Elle essayait de l’immobiliser pendant qu’elle lui débarbouillait le visage avec son mouchoir imbibé de salive.
— Suivez-moi.
Elle leur prit la main, les emmena jusqu’à l’entrée, et s’arrêta, coincée. Il n’y avait pas de porte, juste une sorte de cage de verre et de bois, divisée en sections verticales.
— T’as jamais vu de porte à tambour ? s’esclaffa Alf.
Et il se précipita dans l’une des sections, poussant sur la cloison pour la faire pivoter, suivi par Binnie, qui délivrait un commentaire détaillé sur son fonctionnement. Ce drôle de mécanisme ne rassurait pas plus Eileen que les explications des Hodbin mais, en dépit d’une sensation fugitive de piège, elle parvint à franchir la porte et à pénétrer dans le magasin.
Et quel magasin ! Lustres de cuivre et de verre, piliers de bois sculptés, sols cirés. Les comptoirs étaient en chêne, et derrière eux des rangées de tiroirs aux poignées de laiton s’élevaient du sol au plafond. À chaque comptoir, une élégante lampe allumée et une jeune femme tout aussi élégante.
Bon sang ! se dit Eileen. John Lewis était d’évidence bien trop chic pour une servante et deux enfants des taudis… et le problème ne résultait pas simplement de leurs habits miteux. Eileen avait prévu de faire semblant de regarder les articles en attendant d’avoir repéré quelqu’un à qui parler, mais cela n’allait pas être possible. À l’exception de quelques chapeaux sur leurs supports en cuivre et d’écharpes pliées sur l’un des comptoirs, aucune marchandise n’était à l’étalage. De toute évidence, elle était censée demander à voir ce qu’elle était venue chercher, et les vendeuses ne croiraient pas une seconde qu’elle était assez riche pour acheter quoi que ce soit dans le magasin.

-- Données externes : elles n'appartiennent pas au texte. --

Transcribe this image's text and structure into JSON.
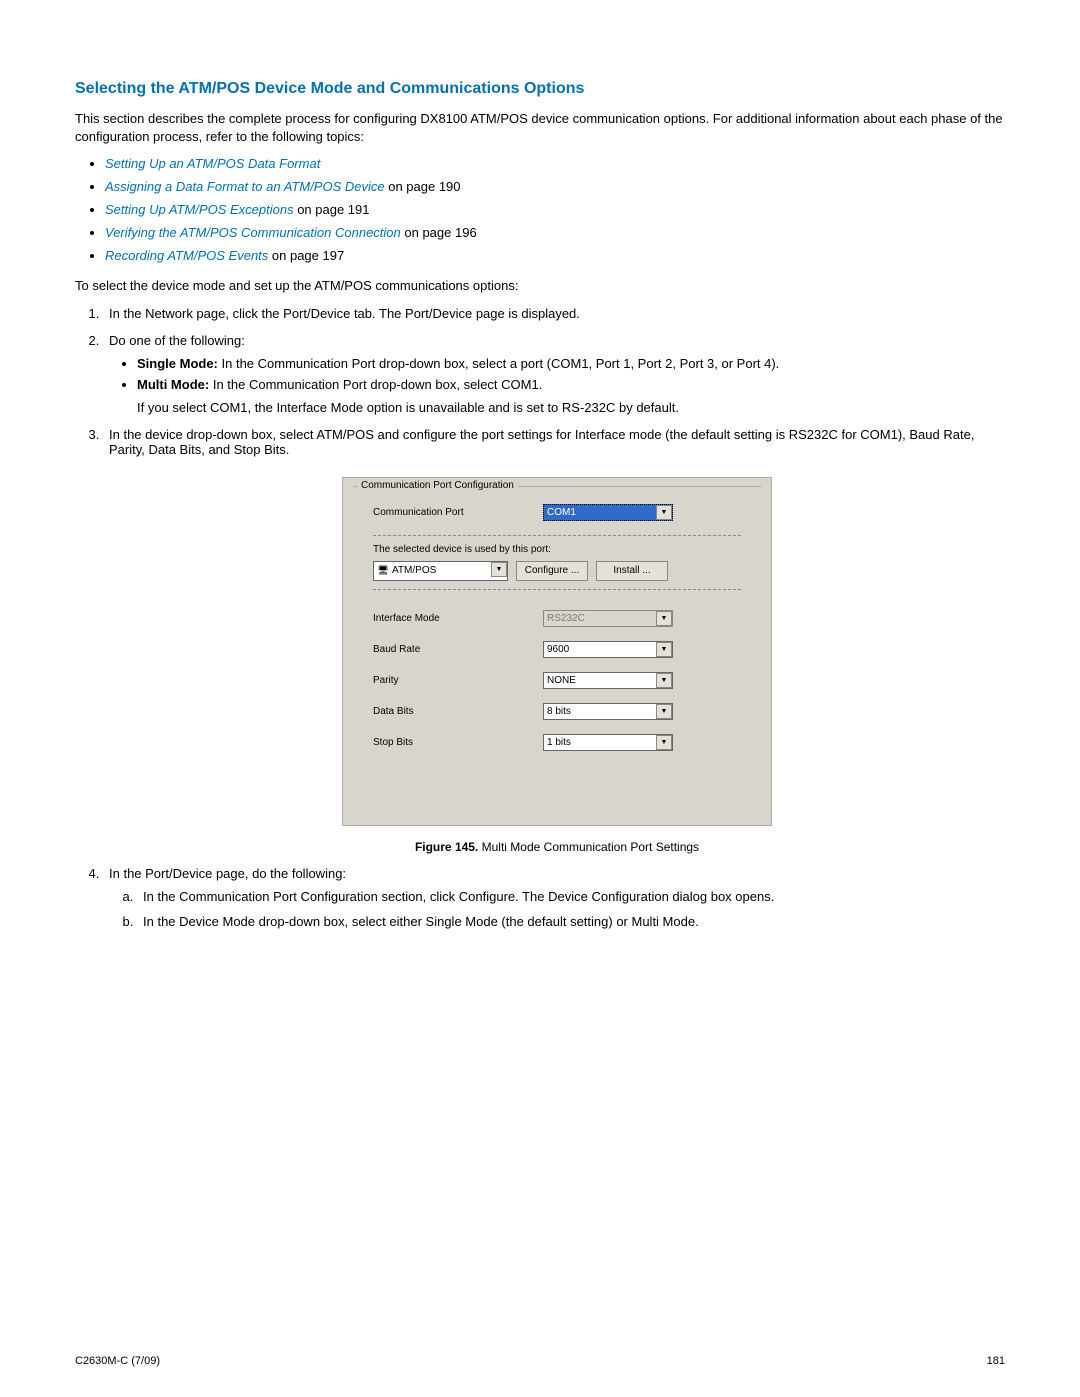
{
  "heading": "Selecting the ATM/POS Device Mode and Communications Options",
  "intro": "This section describes the complete process for configuring DX8100 ATM/POS device communication options. For additional information about each phase of the configuration process, refer to the following topics:",
  "topics": [
    {
      "link": "Setting Up an ATM/POS Data Format",
      "suffix": ""
    },
    {
      "link": "Assigning a Data Format to an ATM/POS Device",
      "suffix": " on page 190"
    },
    {
      "link": "Setting Up ATM/POS Exceptions",
      "suffix": " on page 191"
    },
    {
      "link": "Verifying the ATM/POS Communication Connection",
      "suffix": " on page 196"
    },
    {
      "link": "Recording ATM/POS Events",
      "suffix": " on page 197"
    }
  ],
  "lead2": "To select the device mode and set up the ATM/POS communications options:",
  "step1": "In the Network page, click the Port/Device tab. The Port/Device page is displayed.",
  "step2": "Do one of the following:",
  "step2a_label": "Single Mode:",
  "step2a_text": " In the Communication Port drop-down box, select a port (COM1, Port 1, Port 2, Port 3, or Port 4).",
  "step2b_label": "Multi Mode:",
  "step2b_text": " In the Communication Port drop-down box, select COM1.",
  "step2_note": "If you select COM1, the Interface Mode option is unavailable and is set to RS-232C by default.",
  "step3": "In the device drop-down box, select ATM/POS and configure the port settings for Interface mode (the default setting is RS232C for COM1), Baud Rate, Parity, Data Bits, and Stop Bits.",
  "panel": {
    "group_title": "Communication Port Configuration",
    "comm_port_label": "Communication Port",
    "comm_port_value": "COM1",
    "used_by": "The selected device is used by this port:",
    "device_value": "ATM/POS",
    "configure_btn": "Configure ...",
    "install_btn": "Install ...",
    "rows": [
      {
        "label": "Interface Mode",
        "value": "RS232C",
        "disabled": true
      },
      {
        "label": "Baud Rate",
        "value": "9600",
        "disabled": false
      },
      {
        "label": "Parity",
        "value": "NONE",
        "disabled": false
      },
      {
        "label": "Data Bits",
        "value": "8 bits",
        "disabled": false
      },
      {
        "label": "Stop Bits",
        "value": "1 bits",
        "disabled": false
      }
    ]
  },
  "caption_bold": "Figure 145.",
  "caption_text": "  Multi Mode Communication Port Settings",
  "step4": "In the Port/Device page, do the following:",
  "step4a": "In the Communication Port Configuration section, click Configure. The Device Configuration dialog box opens.",
  "step4b": "In the Device Mode drop-down box, select either Single Mode (the default setting) or Multi Mode.",
  "footer_left": "C2630M-C (7/09)",
  "footer_right": "181"
}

Son impression fut rapidement confirmée. Un homme d’âge moyen vêtu d’une redingote et d’un pantalon rayé se précipitait sur eux avec une expression d’épouvante.
— Puis-je vous aider, madame ? interrogea-t-il.
Sa voix était au diapason de son expression.
— Oui. Je cherche quelqu’un qui travaille ici. Polly Sebastian.
— Travaille ici ? Comme femme de ménage ?
— Non. Comme vendeuse.
— Je pense que vous vous trompez de magasin, madame.
Et le ton de sa voix indiquait clairement : « Nous n’embaucherions jamais quelqu’un qui vous ressemble. »
Il ne contrôlera même pas si elle travaille ici. Et il ne me permettra pas davantage de la chercher moi-même.
Dans moins d’une minute, il la raccompagnerait à la porte, et il ne les laisserait jamais rentrer de nouveau.
Quelle erreur d’avoir pris Alf et Binnie avec moi ! regretta-t-elle, puis une soudaine inspiration la saisit.
— Ces enfants sont des évacués. Lady Caroline les héberge au manoir Denewell. Je suis sa bonne. Elle m’a envoyée à Londres pour les habiller de neuf. On m’a dit de demander Mlle Sebastian.
— Ah ! bien sûr ! s’exclama-t-il, désormais tout sourires. Il faut vous rendre au rayon « Enfants ». C’est au troisième étage. Par ici, s’il vous plaît.
L’espace d’un instant, comme il les précédait, Eileen craignit qu’il ne les emmène jusqu’au bout, mais il s’arrêta devant un ascenseur. Un garçon guère plus âgé que Binnie se pencha pour interroger :
— Quel étage, mademoiselle ?
— Troisième.
Elle monta dans l’habitacle avec les Hodbin. Le liftier ferma la porte en bois, puis tira la grille de cuivre et abaissa le levier. L’ascenseur s’éleva.
— Deuxième étage : « Vêtements hommes » et « Chaussures », récita le garçon, mécanique. Troisième étage : « Vêtements enfants », « Livres », et « Jouets ».
Il tira la grille, ouvrit la porte et la tint pendant qu’ils sortaient.
Eileen avait redouté d’être confrontée sur-le-champ à un autre homme aux pantalons rayés, mais celui qui officiait à ce niveau assistait une femme et sa fille.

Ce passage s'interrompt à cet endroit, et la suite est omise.